I've got a use case for this:  I went to one of the Graphene talks in
Edinburgh and it struck me that we seem to keep reinventing the type of
sandboxing that qemu-user already does.  However if you want to do an
x86 on x86 sandbox, you can't currently use the binfmt_misc mechanism
because that has you running *every* binary on the system emulated. 
Doing it per user namespace fixes this problem and allows us to at
least cut down on all the pointless duplication.

James
Jann Horn Nov. 1, 2018, 3:51 a.m. UTC | #3
On Thu, Nov 1, 2018 at 3:59 AM James Bottomley
<James.Bottomley@hansenpartnership.com> wrote:
>
> On Tue, 2018-10-16 at 11:52 +0200, Laurent Vivier wrote:
> > Hi,
> >
> > Any comment on this last version?
> >
> > Any chance to be merged?
>
> I've got a use case for this:  I went to one of the Graphene talks in
> Edinburgh and it struck me that we seem to keep reinventing the type of
> sandboxing that qemu-user already does.  However if you want to do an
> x86 on x86 sandbox, you can't currently use the binfmt_misc mechanism
> because that has you running *every* binary on the system emulated.
> Doing it per user namespace fixes this problem and allows us to at
> least cut down on all the pointless duplication.

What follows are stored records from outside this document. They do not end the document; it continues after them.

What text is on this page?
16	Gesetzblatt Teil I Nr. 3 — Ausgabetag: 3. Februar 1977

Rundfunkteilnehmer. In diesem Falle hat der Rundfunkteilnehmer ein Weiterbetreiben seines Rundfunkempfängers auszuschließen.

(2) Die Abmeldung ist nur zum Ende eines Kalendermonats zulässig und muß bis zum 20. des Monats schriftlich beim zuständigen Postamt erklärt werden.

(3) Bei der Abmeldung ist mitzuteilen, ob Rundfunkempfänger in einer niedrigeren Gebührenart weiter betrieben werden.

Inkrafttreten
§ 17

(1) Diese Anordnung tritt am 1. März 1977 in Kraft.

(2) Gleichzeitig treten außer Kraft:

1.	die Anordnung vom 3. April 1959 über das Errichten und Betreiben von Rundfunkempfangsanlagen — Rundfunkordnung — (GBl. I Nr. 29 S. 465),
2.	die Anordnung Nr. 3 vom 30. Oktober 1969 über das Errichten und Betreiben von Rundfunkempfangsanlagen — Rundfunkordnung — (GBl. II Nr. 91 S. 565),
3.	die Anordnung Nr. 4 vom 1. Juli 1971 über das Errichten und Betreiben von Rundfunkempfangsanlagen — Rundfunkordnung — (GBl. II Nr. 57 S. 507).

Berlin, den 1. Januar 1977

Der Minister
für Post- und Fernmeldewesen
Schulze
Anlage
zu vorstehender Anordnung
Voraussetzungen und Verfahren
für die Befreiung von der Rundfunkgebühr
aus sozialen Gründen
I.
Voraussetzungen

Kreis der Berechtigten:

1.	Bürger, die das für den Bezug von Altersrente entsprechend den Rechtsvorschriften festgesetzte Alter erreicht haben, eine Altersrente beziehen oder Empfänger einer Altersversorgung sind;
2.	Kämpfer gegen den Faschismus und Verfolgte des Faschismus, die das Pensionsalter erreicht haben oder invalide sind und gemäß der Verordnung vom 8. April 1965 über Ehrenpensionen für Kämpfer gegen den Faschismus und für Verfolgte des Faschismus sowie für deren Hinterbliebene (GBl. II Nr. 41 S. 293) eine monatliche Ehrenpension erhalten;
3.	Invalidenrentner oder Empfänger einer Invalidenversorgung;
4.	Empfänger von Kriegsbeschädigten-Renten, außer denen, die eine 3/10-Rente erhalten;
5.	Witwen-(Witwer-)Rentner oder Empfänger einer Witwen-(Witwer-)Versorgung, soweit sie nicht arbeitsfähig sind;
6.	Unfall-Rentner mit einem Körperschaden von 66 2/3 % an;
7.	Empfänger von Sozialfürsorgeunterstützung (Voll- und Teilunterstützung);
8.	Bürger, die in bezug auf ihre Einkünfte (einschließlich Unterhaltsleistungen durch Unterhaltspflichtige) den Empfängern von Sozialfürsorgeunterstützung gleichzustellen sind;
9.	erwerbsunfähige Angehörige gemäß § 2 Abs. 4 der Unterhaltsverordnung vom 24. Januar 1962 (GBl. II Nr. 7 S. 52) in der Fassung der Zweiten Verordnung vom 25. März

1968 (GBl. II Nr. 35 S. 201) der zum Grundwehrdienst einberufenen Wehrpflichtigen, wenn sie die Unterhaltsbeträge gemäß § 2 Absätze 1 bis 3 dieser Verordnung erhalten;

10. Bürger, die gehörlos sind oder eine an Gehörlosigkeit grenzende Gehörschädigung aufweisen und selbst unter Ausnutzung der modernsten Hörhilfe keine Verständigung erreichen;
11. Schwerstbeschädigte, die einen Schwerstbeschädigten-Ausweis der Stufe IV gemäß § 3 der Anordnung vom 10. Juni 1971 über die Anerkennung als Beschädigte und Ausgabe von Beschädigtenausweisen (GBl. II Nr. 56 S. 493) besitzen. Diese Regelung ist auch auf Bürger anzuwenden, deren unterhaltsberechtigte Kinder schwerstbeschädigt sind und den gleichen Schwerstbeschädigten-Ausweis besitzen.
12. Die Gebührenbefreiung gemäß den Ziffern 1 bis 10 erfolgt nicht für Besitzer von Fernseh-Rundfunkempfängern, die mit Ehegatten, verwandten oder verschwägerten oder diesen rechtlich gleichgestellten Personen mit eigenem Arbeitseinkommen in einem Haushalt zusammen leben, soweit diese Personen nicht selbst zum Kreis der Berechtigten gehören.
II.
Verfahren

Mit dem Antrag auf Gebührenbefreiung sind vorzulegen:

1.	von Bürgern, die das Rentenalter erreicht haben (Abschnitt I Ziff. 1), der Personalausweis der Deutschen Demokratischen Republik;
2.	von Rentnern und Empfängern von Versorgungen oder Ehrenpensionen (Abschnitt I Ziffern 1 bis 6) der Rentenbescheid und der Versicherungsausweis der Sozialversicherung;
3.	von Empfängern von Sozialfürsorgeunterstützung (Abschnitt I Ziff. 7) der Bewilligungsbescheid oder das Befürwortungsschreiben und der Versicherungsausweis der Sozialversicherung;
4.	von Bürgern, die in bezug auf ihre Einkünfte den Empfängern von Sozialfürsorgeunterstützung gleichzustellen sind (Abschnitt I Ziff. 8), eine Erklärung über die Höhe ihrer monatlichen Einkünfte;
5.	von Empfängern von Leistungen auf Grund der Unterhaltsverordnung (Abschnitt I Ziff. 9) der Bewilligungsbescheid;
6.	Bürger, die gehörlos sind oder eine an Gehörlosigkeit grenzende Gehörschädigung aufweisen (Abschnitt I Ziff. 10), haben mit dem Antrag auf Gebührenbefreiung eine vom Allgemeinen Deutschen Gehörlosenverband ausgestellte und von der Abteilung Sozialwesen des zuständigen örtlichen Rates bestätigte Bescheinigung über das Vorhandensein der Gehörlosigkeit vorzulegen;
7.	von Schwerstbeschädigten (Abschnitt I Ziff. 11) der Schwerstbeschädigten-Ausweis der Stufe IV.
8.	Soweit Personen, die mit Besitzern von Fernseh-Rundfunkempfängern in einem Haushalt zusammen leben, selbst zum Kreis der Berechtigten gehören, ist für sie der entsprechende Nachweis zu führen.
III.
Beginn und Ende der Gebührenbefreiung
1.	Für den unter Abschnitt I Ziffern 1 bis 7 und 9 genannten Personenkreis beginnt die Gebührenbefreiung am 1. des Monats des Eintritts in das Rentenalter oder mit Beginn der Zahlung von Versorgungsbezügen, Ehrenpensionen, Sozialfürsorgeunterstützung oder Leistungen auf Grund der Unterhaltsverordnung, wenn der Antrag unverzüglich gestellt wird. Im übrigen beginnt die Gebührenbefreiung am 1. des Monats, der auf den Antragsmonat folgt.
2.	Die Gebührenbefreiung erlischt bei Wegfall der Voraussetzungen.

Waaaaaait. What? qemu-user does not do "sandboxing". qemu-user makes
your code slower and *LESS* secure. As far as I know, qemu-user is
only intended for purposes like development and testing.
Laurent Vivier Nov. 1, 2018, 12:28 p.m. UTC | #4
On 01/11/2018 04:51, Jann Horn wrote:
> On Thu, Nov 1, 2018 at 3:59 AM James Bottomley
> <James.Bottomley@hansenpartnership.com> wrote:
>>
>> On Tue, 2018-10-16 at 11:52 +0200, Laurent Vivier wrote:
>>> Hi,
>>>
>>> Any comment on this last version?
>>>
>>> Any chance to be merged?
>>
>> I've got a use case for this:  I went to one of the Graphene talks in
>> Edinburgh and it struck me that we seem to keep reinventing the type of
>> sandboxing that qemu-user already does.  However if you want to do an
>> x86 on x86 sandbox, you can't currently use the binfmt_misc mechanism
>> because that has you running *every* binary on the system emulated.
>> Doing it per user namespace fixes this problem and allows us to at
>> least cut down on all the pointless duplication.
> 
> Waaaaaait. What? qemu-user does not do "sandboxing". qemu-user makes
> your code slower and *LESS* secure. As far as I know, qemu-user is
> only intended for purposes like development and testing.
> 

I think the idea here is not to run qemu, but to use an interpreter
(something like gVisor) into a container to control the binaries
execution inside the container without using this interpreter on the
host itself (container and host shares the same binfmt_misc magic/mask).

Thanks,
Laurent
James Bottomley Nov. 1, 2018, 2:10 p.m. UTC | #5
On Thu, 2018-11-01 at 04:51 +0100, Jann Horn wrote:
> On Thu, Nov 1, 2018 at 3:59 AM James Bottomley
> <James.Bottomley@hansenpartnership.com> wrote:
> > 
> > On Tue, 2018-10-16 at 11:52 +0200, Laurent Vivier wrote:
> > > Hi,
> > > 
> > > Any comment on this last version?
> > > 
> > > Any chance to be merged?
> > 
> > I've got a use case for this:  I went to one of the Graphene talks
> > in Edinburgh and it struck me that we seem to keep reinventing the
> > type of sandboxing that qemu-user already does.  However if you
> > want to do an x86 on x86 sandbox, you can't currently use the
> > binfmt_misc mechanism because that has you running *every* binary
> > on the system emulated. Doing it per user namespace fixes this
> > problem and allows us to at least cut down on all the pointless
> > duplication.
> 
> Waaaaaait. What? qemu-user does not do "sandboxing". qemu-user makes
> your code slower and *LESS* secure. As far as I know, qemu-user is
> only intended for purposes like development and testing.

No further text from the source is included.